Treatment helps Peters get back on track

After a year of depression and rage, and after his arrest, Peters sought treatment. Counseling at the VA clinic and Vet Center in Sioux Falls, S.D., and medication for depression and anxiety have helped.

Now he gets through most days without major problems. He works at a fast-food restaurant in Spencer and studies auto-body repair. He has rekindled friendships. His parents, older brother and two stepsisters have stood by him.

“He’s been through a hell of an ordeal,” said Peters’ father, Ron. “There were many days he had his mother and me so worried. We didn’t know what to do.

“This was a softhearted kid, a Boy Scout, a kid who had a lot of friends, who got along with most everybody. He liked working on cars and watching stock-car racing,” Peters’ father added. “He came back, he didn’t care about those things, he didn’t get along with people. But he knew he wasn’t crazy. He knew something was wrong, and he wanted to get help and get better.”

Doctors say the U.S. Department of Veterans Affairs (VA) system is equipped to handle the stigma and the disorder.

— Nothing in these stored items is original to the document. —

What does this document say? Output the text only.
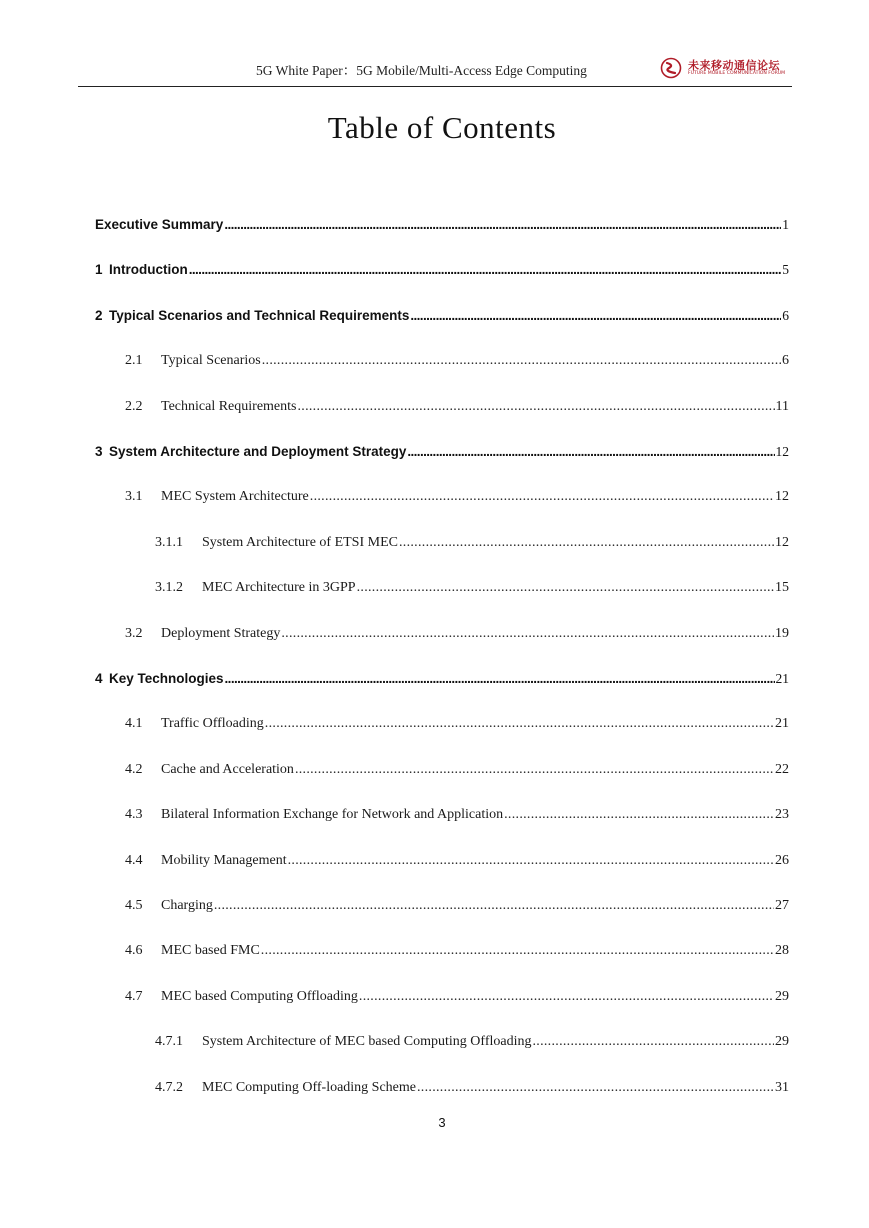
5G White Paper：5G Mobile/Multi-Access Edge Computing	未来移动通信论坛
FUTURE MOBILE COMMUNICATION FORUM
Table of Contents
Executive Summary .....	1
1 Introduction .....	5
2 Typical Scenarios and Technical Requirements .....	6
2.1	Typical Scenarios .....	6
2.2	Technical Requirements .....	11
3 System Architecture and Deployment Strategy .....	12
3.1	MEC System Architecture .....	12
3.1.1	System Architecture of ETSI MEC .....	12
3.1.2	MEC Architecture in 3GPP .....	15
3.2	Deployment Strategy .....	19
4 Key Technologies .....	21
4.1	Traffic Offloading .....	21
4.2	Cache and Acceleration .....	22
4.3	Bilateral Information Exchange for Network and Application .....	23
4.4	Mobility Management .....	26
4.5	Charging .....	27
4.6	MEC based FMC .....	28
4.7	MEC based Computing Offloading .....	29
4.7.1	System Architecture of MEC based Computing Offloading .....	29
4.7.2	MEC Computing Off-loading Scheme .....	31
3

“That mental scarring is permanent, and real. But at the same time, the person can learn to live with that,” Hagemoser said. “There is life after PTSD.”

Tyler Peters agrees.

Vivid flashbacks of war’s horror linger

Even now, though, he struggles. Flashbacks to war are so powerful, he said, he can’t imagine they’ll ever go away.

“There are nights, I’m trying to sleep and I can’t because all I smell is blood. It’s everywhere. You see the dead, including the innocent civilians just laying there in blood,” he said.

Other memories he doesn’t want to let go, including that of Spc. Josh Knowles of Sheffield. Knowles’ truck was behind Peters’ on a February day when it was struck with a mortar round. Sheffield was killed.

“The people left behind are the real heroes. The American public, I think, knows that,” said Peters, who stayed in the Guard. “I think they mostly support us. But there are some who don’t want to really deal with the problems we might have when we get home. I say to them: ‘Don’t degrade us, don’t call us crazy. Stay behind us. We are making a difference.’

“I’ve been asked if I’d do it all again, knowing what I know now. Absolutely, I would. . . . People just have to know that it wasn’t easy.”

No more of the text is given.